Many outgrow that sense of wonder, but for children and their parents it is nothing short of magical.
For the children of members of the military, that feeling is even more intense and familial, given what members of the military – and their families – do for the United States, what they sacrifice.
But this year, because of Washington, D.C. dysfunction and the failure of the president and Congress, Democrats and Republicans, to arrive at a budget compromise, there will be no fireworks for the children at several military bases, from Hawaii to North Carolina.
Meanwhile, the president and members of Congress will be treated to some of the most spectacular fireworks this nation has to offer, from prime viewing spots at the White House and Congress.
But because of those forced and careless budget cuts known as sequestration, troops and their families across the country will stand on base Thursday night, look up in the sky, and see nothing.
This year sequestration has lowered the boom on Independence Day by eliminating fireworks at Fort Bragg, Camp Lejeune, Pearl Harbor, and several other U.S. bases across the country.
"This has been a very difficult decision for Fort Bragg to make, to cancel the Fourth of July activities. We know it is a draw to this community," said Fort Bragg spokesman Thomas McCollum.
At Camp Lejeune, where 20,000 people gather for Fourth of July celebrations each year, fireworks represent only about a quarter of the $100,000 celebration costs. The bulk of the budget goes to overtime for vendors, security teams, and clean up crews.

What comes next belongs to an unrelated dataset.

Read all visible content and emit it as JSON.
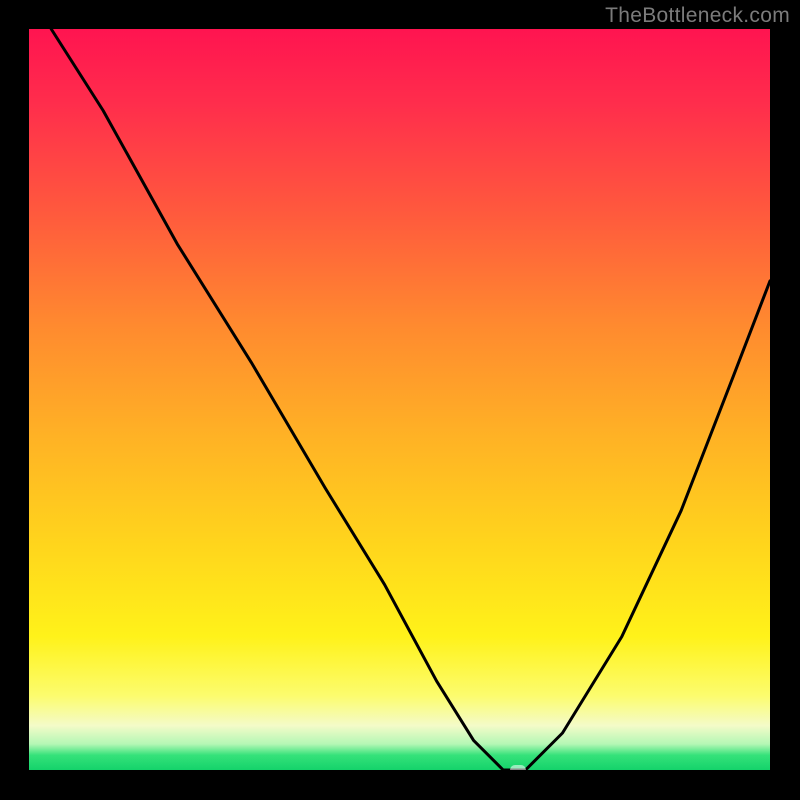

At nearby Fort Bragg the figure is even higher.
"We were paying over $130,000 alone in overtime pay for the civilian work force, and that is one area where we cannot go back and get reimbursed," said McCollum.

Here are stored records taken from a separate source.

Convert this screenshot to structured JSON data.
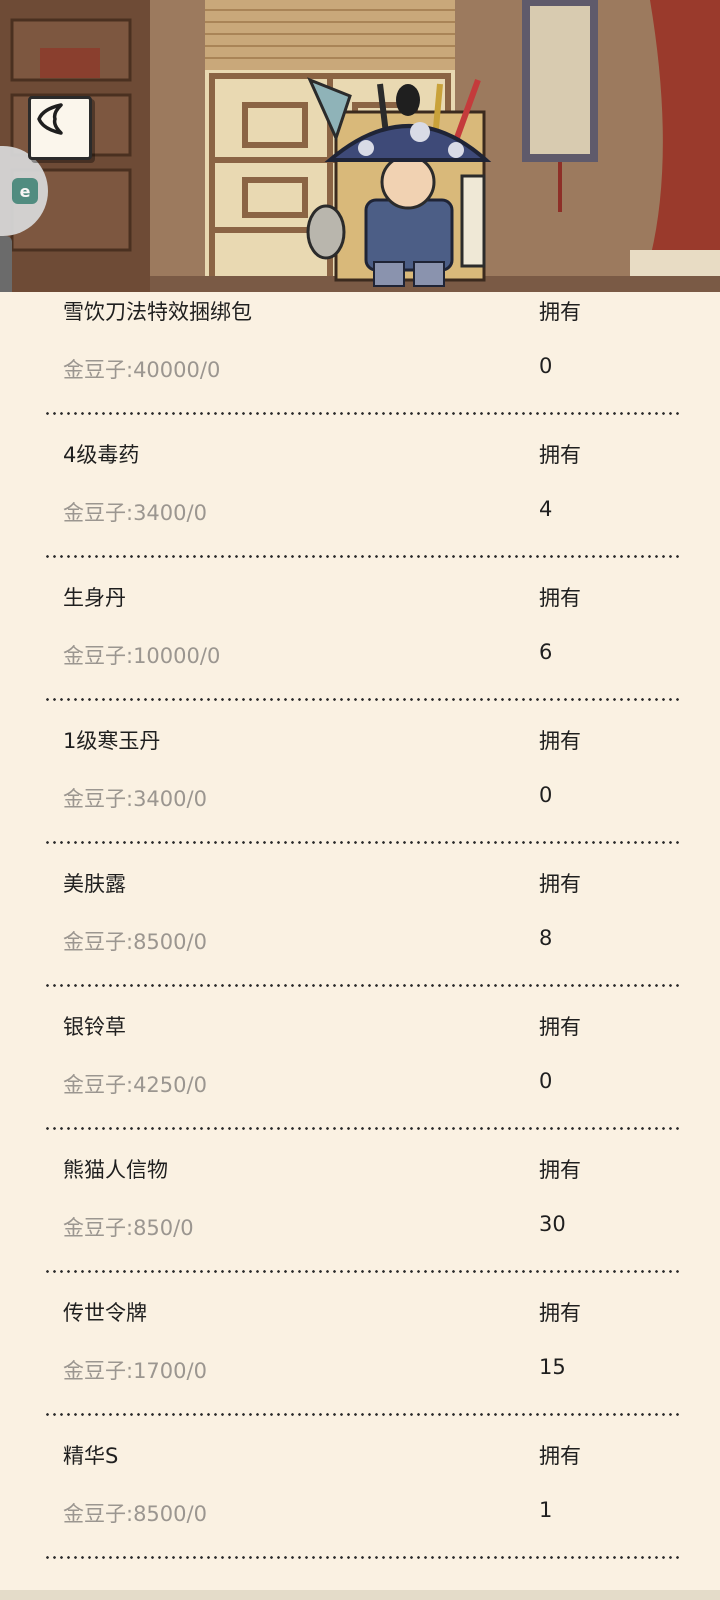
{
  "items": [
    {
      "name": "雪饮刀法特效捆绑包",
      "owned_label": "拥有",
      "price": "金豆子:40000/0",
      "owned_count": "0"
    },
    {
      "name": "4级毒药",
      "owned_label": "拥有",
      "price": "金豆子:3400/0",
      "owned_count": "4"
    },
    {
      "name": "生身丹",
      "owned_label": "拥有",
      "price": "金豆子:10000/0",
      "owned_count": "6"
    },
    {
      "name": "1级寒玉丹",
      "owned_label": "拥有",
      "price": "金豆子:3400/0",
      "owned_count": "0"
    },
    {
      "name": "美肤露",
      "owned_label": "拥有",
      "price": "金豆子:8500/0",
      "owned_count": "8"
    },
    {
      "name": "银铃草",
      "owned_label": "拥有",
      "price": "金豆子:4250/0",
      "owned_count": "0"
    },
    {
      "name": "熊猫人信物",
      "owned_label": "拥有",
      "price": "金豆子:850/0",
      "owned_count": "30"
    },
    {
      "name": "传世令牌",
      "owned_label": "拥有",
      "price": "金豆子:1700/0",
      "owned_count": "15"
    },
    {
      "name": "精华S",
      "owned_label": "拥有",
      "price": "金豆子:8500/0",
      "owned_count": "1"
    }
  ],
  "icons": {
    "back": "chevron-left-icon",
    "side_tab": "app-shortcut-icon",
    "side_tab_glyph": "e"
  }
}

Donation offers have been pouring in, but any money sent to a military installation must be sent instead to the U.S. Treasury, and cannot be earmarked for a specific event. Even for fireworks displays.
"The problem is, you as an individual can't make a donation with strings attached and tell the government how they have to spend that money. Only Congress can do that," said defense budget analyst Todd Harrison.
The entire defense budget is about $525 billion. Scrapping fireworks displays at just a few military installations saves just a few hundred thousand dollars, or a very tiny percentage of the overall funds.
But as they say, every dollar helps. Harrison said fizzling the fireworks is just one of many budgeting measures sequestration necessitates, and one of the easiest.
"I think people really have to put it in perspective. Do you really want to complain about not having a fireworks display on July 4th when roughly a third of the Air Force's fire squadron is grounded due to sequestration?" said Harrison. "The priorities for defense spending have to be the things that are actually important for our national security, and that's what we have to keep in mind."
Still, on such a patriotic day, the frustration over this particular budget restriction is palpable.
"It really kind of pissed me off," said Joyce Burnette, a disabled Air Force veteran who now owns a fireworks stand. "They served our country. And for them to cancel the displays - I think that's un-American."
"It's disappointing to see that cut. I mean ... I grew up watching fireworks and I love them, so it's a real shame," said D.C. resident Ethan Gauvin.
Luckily, nearby communities have stepped up to the plate to throw modified celebrations off-base. Corporate and private donations have ensured that this Fourth of July will boast games, music, and food for armed forces, even if fireworks are furloughed.
"I think fireworks are the least prohibitive ... the only value that they really provide are aesthetic, and the Fourth of July really isn't about fireworks, it's about celebrating freedom and democracy," said D.C. resident Benjamin Cohen.